Supply chain interruptions—raw materials shutdowns, delayed logistics—exposed the need for a robust in-stock system. We rarely stock out thanks to buffer inventory and supplier diversification, and when a delay seems likely, communication goes out fast. Our direct relationships with chemical precursors keep us nimble. No customer ever benefits from surprises buried until the last second.
Marketing buzz rarely holds up on the floor of a chemical plant. Colleagues and customers both value fact-based updates: actual on-the-ground performance, actual deviations encountered and solved, actual workflow improvements tested and retained. We operate in a world that rewards clarity—a clear process map, strict analytical standards, and candid discussion of risk and outcome over mere appearance.
Each time a new regulatory question lands, we update operations to accommodate. Documentation is not just an obligation—we see it as a competitive advantage. Every audit, every investigation, every new technology integrated into our plant becomes a springboard for improvement. Senior operators’ favorite phrase: “Show me the data.” Every operator learns early that fixing blind spots brings more profit than working around them.
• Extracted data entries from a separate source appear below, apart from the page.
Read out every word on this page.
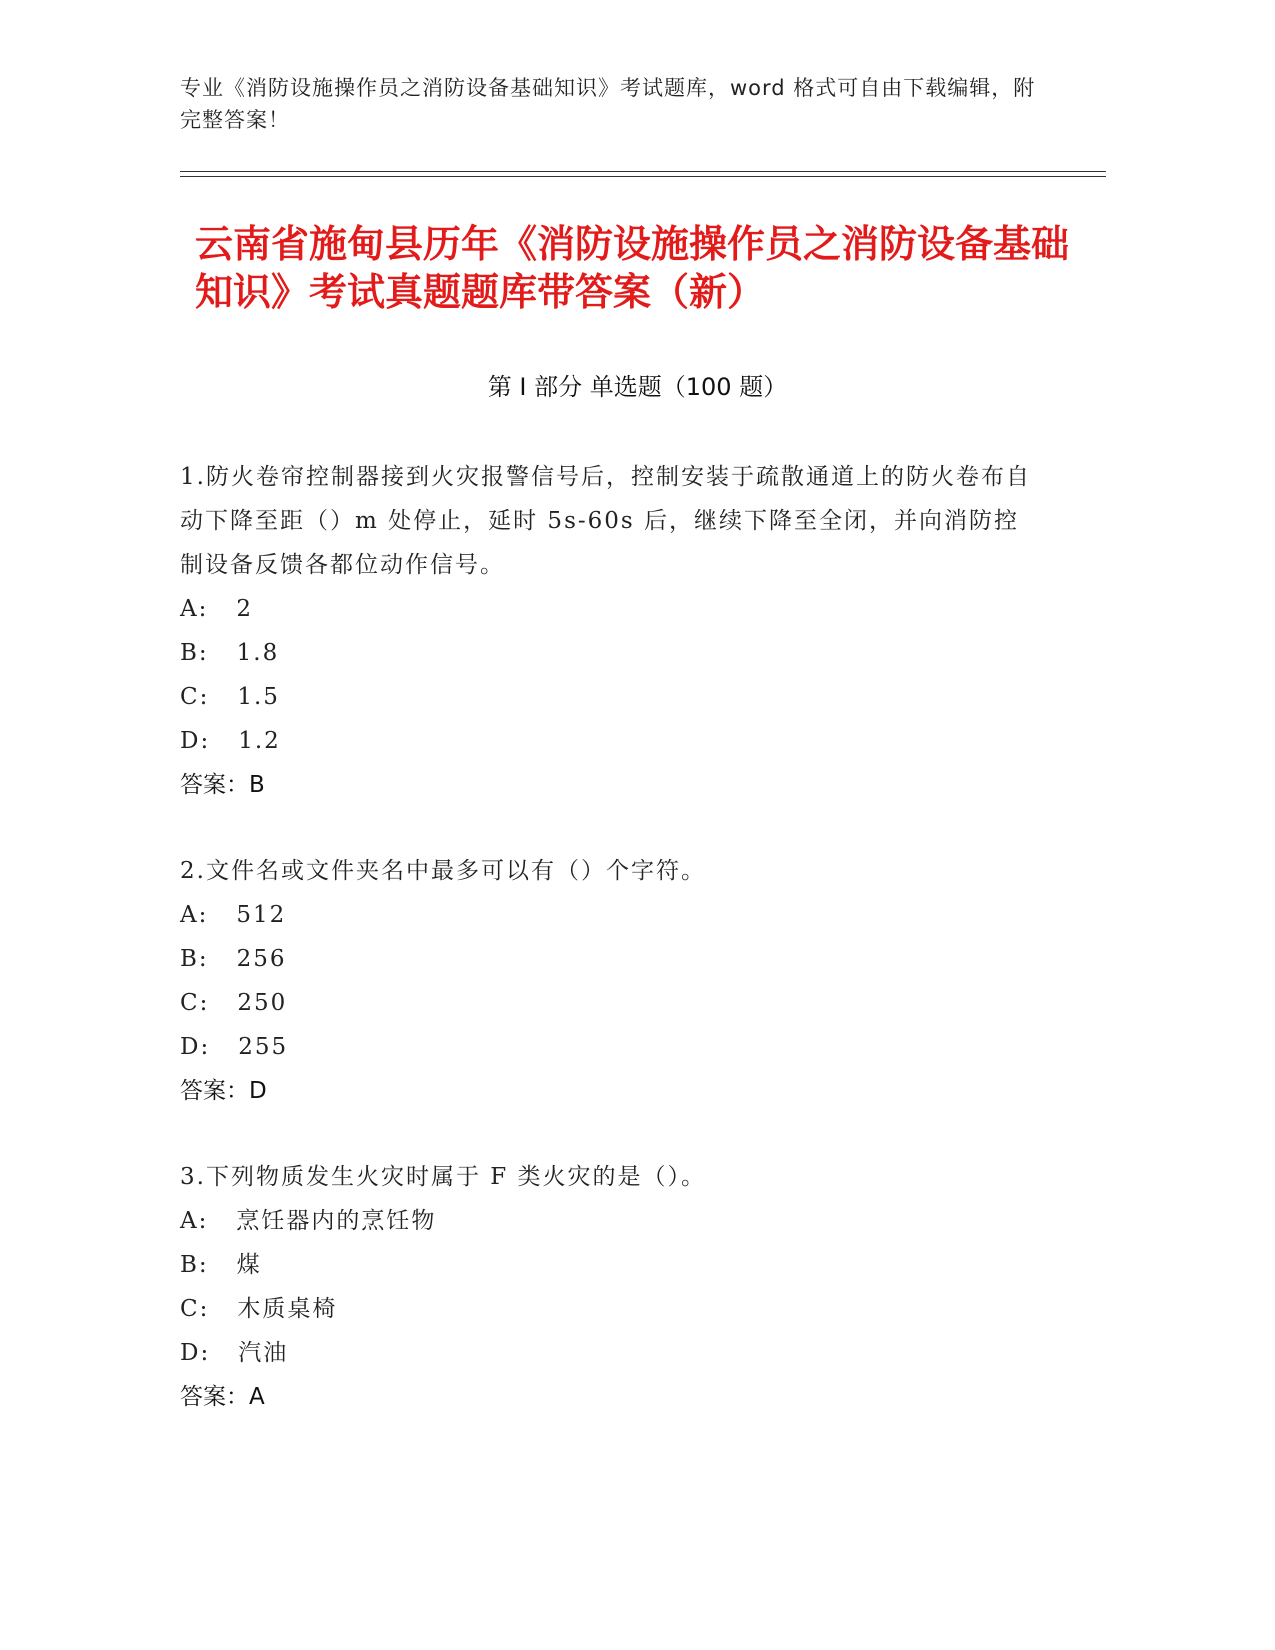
专业《消防设施操作员之消防设备基础知识》考试题库，word 格式可自由下载编辑，附完整答案！
云南省施甸县历年《消防设施操作员之消防设备基础知识》考试真题题库带答案（新）
第 I 部分 单选题（100 题）
1.防火卷帘控制器接到火灾报警信号后，控制安装于疏散通道上的防火卷布自动下降至距（）m 处停止，延时 5s-60s 后，继续下降至全闭，并向消防控制设备反馈各都位动作信号。
A: 2
B: 1.8
C: 1.5
D: 1.2
答案：B
2.文件名或文件夹名中最多可以有（）个字符。
A: 512
B: 256
C: 250
D: 255
答案：D
3.下列物质发生火灾时属于 F 类火灾的是（）。
A: 烹饪器内的烹饪物
B: 煤
C: 木质桌椅
D: 汽油
答案：A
Our confidence comes not from promises but from the long record behind us—years spent in process improvement, downstream feedback, honest response to setbacks, and the steady delivery of reliable lots. With 4,5,6,7-tetrahydro thieno [3,2-c] pyridine hydrochloride, we serve not a commodity market but an audience who knows their chemistry and rewards diligence. Every client conversation is an opportunity to check assumptions, share new data, and troubleshoot with partners who understand the risks involved.
In our view, the hydrocholoride salt stands apart not through grand claims but through edge-to-edge attention: cleaner processes, stronger stability, better feedback. We respect how this shows up for those formulating new therapies, scaling up specialized syntheses, or supporting next-generation catalyst research. Each lot leaving our plant brings a track record refined by trial, not theory.
We measure our success by the continued trust of expert users. The compound we produce connects into high-impact applications, so every operational improvement matters. By facing every process challenge—unwelcome surprises, mid-run corrections, unexpected customer needs—head-on, we earned not just repeat business but actual partnership.
Every day on the plant floor confirms: product expertise, transparency, and practical process control outperform any purely theoretical credential. The difference isn’t in obscure documentation or abstract assurance statements but in the daily reality of material that performs as expected, with traceability and a fast path to troubleshooting if needed. This is the value long demanded by working chemists, process engineers, and researchers—one cycle and one improvement at a time.